Thursday, April 16, 2009

Marx's dream?

From Chris Dillow's Marx's important error :
"...there is this passage in the The German Ideology, written some 30 years before vol III:

In communist society, where nobody has one exclusive sphere of activity but each can become accomplished in any branch he wishes, society regulates the general production and thus makes it possible for me to do one thing today and another tomorrow, to hunt in the morning, fish in the afternoon, rear cattle in the evening, criticise after dinner, just as I have a mind, without ever becoming hunter, fisherman, herdsman or critic.
.....
He was presaging a point made 85 years later by Keynes, in his essay (pdf), Economic Possibilities for our Grandchildren. In this, he predicted - just as Marx did - that productivity would grow sufficiently to allow our needs to be met with very little labour:

For the first time since his creation man will be faced with his real, his permanent problem - how to use his freedom form pressing economic cares, how to occupy the leisure, which science and compound interest will have won for him, to live wisely and agreeably and well.

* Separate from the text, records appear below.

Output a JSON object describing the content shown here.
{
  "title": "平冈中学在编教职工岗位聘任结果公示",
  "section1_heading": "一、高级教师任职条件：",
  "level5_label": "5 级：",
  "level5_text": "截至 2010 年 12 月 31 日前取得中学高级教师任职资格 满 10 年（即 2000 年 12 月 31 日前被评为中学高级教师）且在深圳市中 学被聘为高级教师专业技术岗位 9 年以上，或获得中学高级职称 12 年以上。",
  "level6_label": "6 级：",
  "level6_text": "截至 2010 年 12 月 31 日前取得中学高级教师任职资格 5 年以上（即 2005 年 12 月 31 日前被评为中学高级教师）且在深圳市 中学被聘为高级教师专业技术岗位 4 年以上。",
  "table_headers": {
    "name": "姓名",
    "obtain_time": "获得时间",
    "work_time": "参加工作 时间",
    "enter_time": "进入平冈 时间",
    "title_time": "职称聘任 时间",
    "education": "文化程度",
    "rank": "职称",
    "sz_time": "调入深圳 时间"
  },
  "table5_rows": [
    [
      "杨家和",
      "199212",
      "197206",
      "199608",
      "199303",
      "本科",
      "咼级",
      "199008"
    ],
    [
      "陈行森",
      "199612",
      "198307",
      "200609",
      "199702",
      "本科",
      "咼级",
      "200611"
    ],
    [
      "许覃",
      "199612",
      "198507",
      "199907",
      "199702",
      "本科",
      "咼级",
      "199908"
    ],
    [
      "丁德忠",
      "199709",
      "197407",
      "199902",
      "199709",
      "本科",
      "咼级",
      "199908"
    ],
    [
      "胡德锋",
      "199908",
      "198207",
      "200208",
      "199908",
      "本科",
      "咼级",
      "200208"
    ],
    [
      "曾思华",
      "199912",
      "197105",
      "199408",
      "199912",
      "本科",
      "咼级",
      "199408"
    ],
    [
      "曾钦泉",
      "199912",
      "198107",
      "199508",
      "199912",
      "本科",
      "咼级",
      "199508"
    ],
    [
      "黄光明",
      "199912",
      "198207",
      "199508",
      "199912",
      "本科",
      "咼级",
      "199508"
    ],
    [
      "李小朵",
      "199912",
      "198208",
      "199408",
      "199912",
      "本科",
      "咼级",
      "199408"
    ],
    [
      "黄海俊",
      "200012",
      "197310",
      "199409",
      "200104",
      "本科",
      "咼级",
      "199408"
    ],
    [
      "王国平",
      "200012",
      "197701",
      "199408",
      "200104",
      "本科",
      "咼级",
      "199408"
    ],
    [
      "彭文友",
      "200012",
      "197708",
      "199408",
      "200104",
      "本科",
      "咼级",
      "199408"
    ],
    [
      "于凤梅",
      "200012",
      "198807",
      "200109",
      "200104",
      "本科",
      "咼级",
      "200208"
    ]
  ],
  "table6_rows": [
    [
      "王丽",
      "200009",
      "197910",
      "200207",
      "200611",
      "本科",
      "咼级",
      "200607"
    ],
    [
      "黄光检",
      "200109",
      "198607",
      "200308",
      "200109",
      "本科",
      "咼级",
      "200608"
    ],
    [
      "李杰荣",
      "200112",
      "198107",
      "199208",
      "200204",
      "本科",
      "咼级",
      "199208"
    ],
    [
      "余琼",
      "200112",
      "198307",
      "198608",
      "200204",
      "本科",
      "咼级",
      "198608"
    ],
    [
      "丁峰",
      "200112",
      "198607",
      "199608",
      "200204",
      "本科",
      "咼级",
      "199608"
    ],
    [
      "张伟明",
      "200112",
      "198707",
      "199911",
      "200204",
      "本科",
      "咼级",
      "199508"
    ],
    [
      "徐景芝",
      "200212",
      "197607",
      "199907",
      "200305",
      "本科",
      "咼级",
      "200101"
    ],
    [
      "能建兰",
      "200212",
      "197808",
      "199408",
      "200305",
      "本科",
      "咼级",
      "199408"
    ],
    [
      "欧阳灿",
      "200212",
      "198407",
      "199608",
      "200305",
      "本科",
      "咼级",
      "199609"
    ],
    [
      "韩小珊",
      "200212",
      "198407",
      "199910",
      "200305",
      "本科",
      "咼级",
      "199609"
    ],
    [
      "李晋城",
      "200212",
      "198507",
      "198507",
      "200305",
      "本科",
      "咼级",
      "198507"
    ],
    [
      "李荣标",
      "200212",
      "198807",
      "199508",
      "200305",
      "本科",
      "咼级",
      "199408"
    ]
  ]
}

Marx thought that living wisely and well would consist in working voluntarily, cultivating mind, body and garden.
This, though, raises a question. Why is it that the rise in productivity hasn’t had the effects predicted by Marx and Keynes? Why have our “needs” risen as our productive powers have, with the result that the hours we devote to employment haven’t fallen as much as Marx or Keynes forecast? Why is it that so many of us - I count myself fortunate to be a partial exception - haven’t used wealth to free ourselves from alienating labour?"

There is a suggestion in the podcast linked in the post Jonathan Wolff on Marx on Alienation that the above remark by Marx might have been an isolated statement to tease Engels.